John Caddy grew up in Hibbing and Virginia, iron mining towns on the Mesabi Range of northern Minnesota. His great-grandfather, Tom Caddy, was one of the Cornishmen who came to Upper Michigan for the copper and iron mines in the 1870s and 80s after the collapse of hard rock mining in Cornwall. 

John describes himself as “an aging poet whose spirit is more lively all the time.” He first visited the land of his roots in 1992, performed his poetry and formed close attachments that led to his being made a Bard of the Cornish Gorsedh.

Here is one of his poems about Cornwall and the spirit of its miners. It was published in the book With Mouths Open Wide, New and Selected Poems in the section “Presences the Blood Learns Again”.  Learn more about John at



Cornishman: a man at the bottom of a mine, singing.

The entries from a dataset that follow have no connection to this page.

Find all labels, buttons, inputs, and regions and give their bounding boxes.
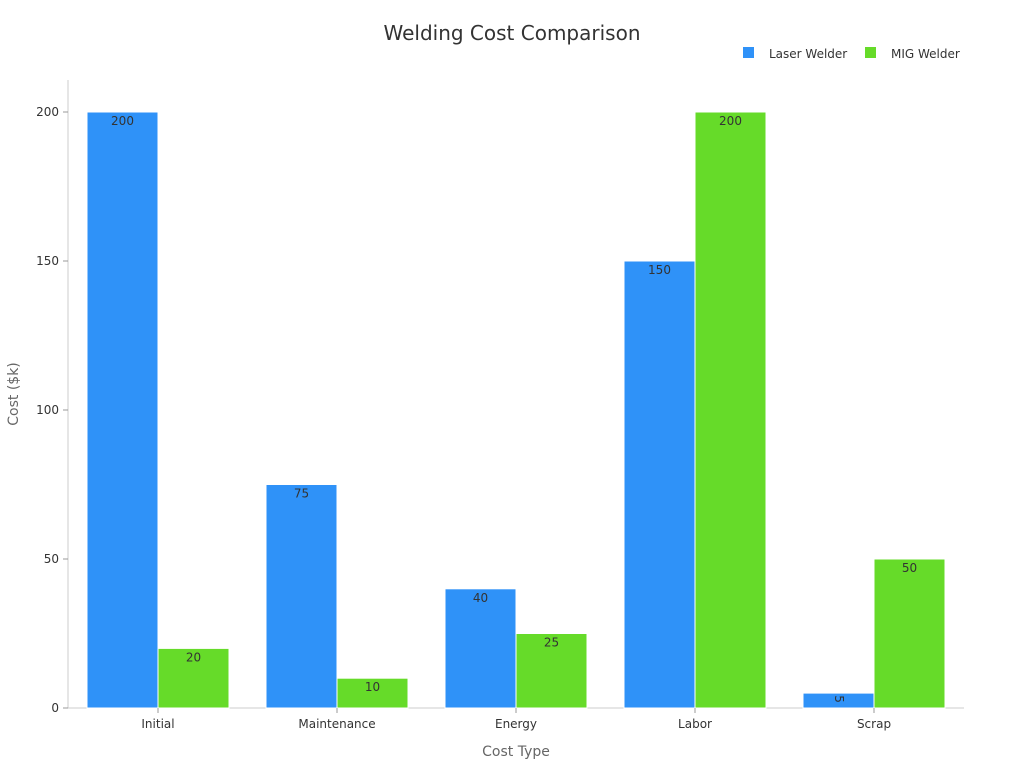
bar-mig-welder-maintenance — [336, 677, 409, 709]
bar-mig-welder-energy — [515, 633, 588, 709]
x-axis-ticks: Initial Maintenance Energy Labor Scrap — [141, 708, 891, 731]
legend-label: MIG Welder — [891, 47, 960, 61]
bars: 200 20 75 10 40 25 150 200 5 50 — [86, 111, 946, 709]
legend-swatch — [865, 47, 876, 58]
bar-laser-welder-energy — [444, 588, 517, 709]
bar-mig-welder-scrap — [873, 558, 946, 709]
bar-value-label: 40 — [473, 591, 488, 605]
bar-value-label: 10 — [365, 680, 380, 694]
y-axis-ticks: 0 50 100 150 200 — [36, 105, 68, 715]
y-tick-label: 150 — [36, 254, 59, 268]
bar-value-label: 25 — [544, 636, 559, 650]
y-tick-label: 200 — [36, 105, 59, 119]
x-tick-label: Energy — [495, 717, 537, 731]
bar-laser-welder-labor — [623, 260, 696, 709]
bar-laser-welder-initial — [86, 111, 159, 709]
y-tick-label: 50 — [44, 552, 59, 566]
legend: Laser Welder MIG Welder — [743, 47, 960, 61]
legend-label: Laser Welder — [769, 47, 847, 61]
bar-laser-welder-maintenance — [265, 484, 338, 709]
bar-value-label: 50 — [902, 561, 917, 575]
x-tick-label: Scrap — [857, 717, 891, 731]
bar-mig-welder-initial — [157, 647, 230, 709]
bar-value-label: 200 — [111, 114, 134, 128]
x-tick-label: Initial — [141, 717, 174, 731]
chart-title: Welding Cost Comparison — [383, 21, 640, 45]
legend-swatch — [743, 47, 754, 58]
y-axis-title: Cost ($k) — [6, 362, 22, 426]
bar-mig-welder-labor — [694, 111, 767, 709]
bar-value-label: 20 — [186, 650, 201, 664]
y-tick-label: 0 — [51, 701, 59, 715]
y-tick-label: 100 — [36, 403, 59, 417]
bar-value-label: 200 — [719, 114, 742, 128]
bar-value-label: 150 — [648, 263, 671, 277]
x-tick-label: Labor — [678, 717, 712, 731]
x-tick-label: Maintenance — [298, 717, 375, 731]
bar-value-label: 75 — [294, 487, 309, 501]
bar-value-label: 5 — [832, 695, 846, 703]
x-axis-title: Cost Type — [482, 744, 550, 760]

They came to grass at the end of the day.
They climbed from the Dark to grass
and carried the Dark up with them.

After a long day of night with only
the head’s candle for light,
after aching hours of sledging iron
against candle-gleamed borer,

Grass was the surface they climbed to
through a thousand feet of Dark—
Over and over they pulled their weight up the rungs
as their hearts rang the ribcage,
to come up to light and grass-green,
but to carry Dark with them unseen.

Dark changed the strong men,
shortened their tempers, stubborned beliefs,
roughened their tongues—
Dark led them to think
they were the ones who could see.

But in the mine, in chapel, in pub,
Bearing this Dark is what taught them to sing.

One thought on “Thursday Thoughts: John Caddy

  1. Richard, this is a nice poem; it lets the reader feel what a miner’s day to day life was like. Enjoyed reading it. Thanks for sharing.